Malgré une volonté d’appliquer une politique commune de l’immigration, la réalité est tout autre.Le flou juridique qui entoure le règlement Dublin III et le droit de la mer engendre un bras de fer entre les pays membres. Ce cadre prévoit que les demandes d’asiles doivent être traitées dans les premiers pays d’entrée dans l’UE et l’obligation de « débarquer dans un lieu sûr ». Les ONG dénoncent l’application arbitraire des politiques nationales. Le refus d'accueillir « l'Océan Viking » illustre ainsi la volonté de Giogia Meloni d’imposer ses idéaux. Même problématique en Hongrie, où Viktor Orban défi Bruxelles en refusant d’assouplir sa politique.
L’externalisation des politiques migratoires questionnent et inquiètent les ONG. L’UE sollicite l’agence Frontex pour construire une « Europe forteresse », en passant des accords de rétention aux frontières avec ses voisins, comme la Turquie.

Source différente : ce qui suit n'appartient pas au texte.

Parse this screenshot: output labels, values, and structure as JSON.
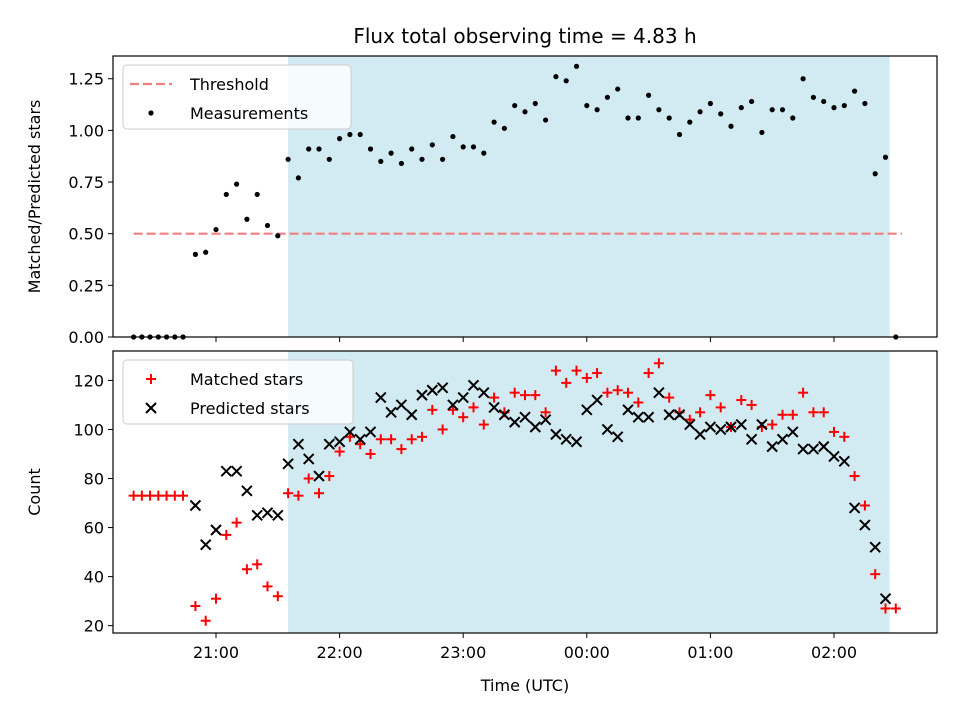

La réforme, une solution ?
Face à ce constat, une réforme a été proposée. En 2020, la Commission européenne a présenté le « Pacte européen sur la migration et l’asile ». Et en 2022, l’Agence de l’Union européenne pour l’Asile a été créée. Cette réforme met l’accent sur un cadre commun et global de la politique migratoire et vise à uniformiser la législation. Cela fait écho aux nombreuses demandes des ONG, qui plaident pour un système plus solidaire et humanitaire. Mais, les tensions politiques entre les pays empêchent d’aboutir à un accord et le processus de réforme est au point mort. En outre, les ONG s’inquiètent de plusieurs dispositions prises par L’UE. Les deux règlements concernant le “filtrage” et “Eurodac” leur apparaissent très restrictifs. La base de données prévue avec “Eurodac” alarmait notamment Amnesty international quant au développement d’un “outil puissant de surveillance de masse”.
Si toutes ces propositions sonnent comme des avancées, la problématique de leur application arbitraire persiste malgré tout et la société civile déplore l’adoption de mesures sécuritaires plus qu’humaines. Le défi semble encore de taille pour l’Union.